Beyond these clever tactics to approach logistics, Balfour Beatty’s work on the Fish Market requires careful public safety coordination. One of owner Hoffman-Madison Waterfront’s key goals was to ensure that construction activities at no point obstruct consumers’ access to the Fish Market, which first opened its doors in 1805. As such, part of Balfour Beatty’s responsibilities include maintaining 50 surface parking spaces. With the public coming into such close proximity to an active construction site, our team updates site logistics plans on a weekly basis that are distributed via the owner to Fish Market tenants. It is with this deep responsibility to ensure the safety and well-being of each individual who comes into contact with the project site that Balfour Beatty approaches this landmark project.
Perhaps the greatest—and definitely the most unusual—example of The Wharf’s extreme site constraints is the location of Balfour Beatty’s construction trailer. Initially, the teams explored the idea of building out their command central in 1000 Maine’s basement. Other less-than-efficient options would have required staff to travel as far as half a mile away. Ultimately, the teams decided to lease a barge and dock it to the pier. “We really love the barge. It has increased collaboration between our 1000 Maine team and the Fish Market team,” affirms Mike Smith, project manager for 1000 Maine. “From the possibility of no daylight to having some of the best views in the city, this move was a win all around.”

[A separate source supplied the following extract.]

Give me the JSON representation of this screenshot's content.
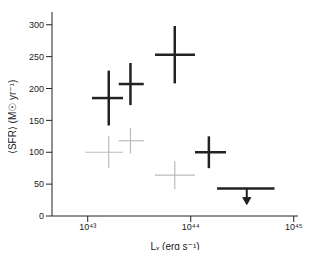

While many construction projects in densely packed urban areas involve logistical challenges, few have the unique combination that our teams at The Wharf face. For a development that boasts clear lines of sight to the Washington Monument, Jefferson Memorial and the Capital Building, it seems only fitting that construction is not a routine exercise and instead one that demands the very best—yes, even a historic effort—from its builders.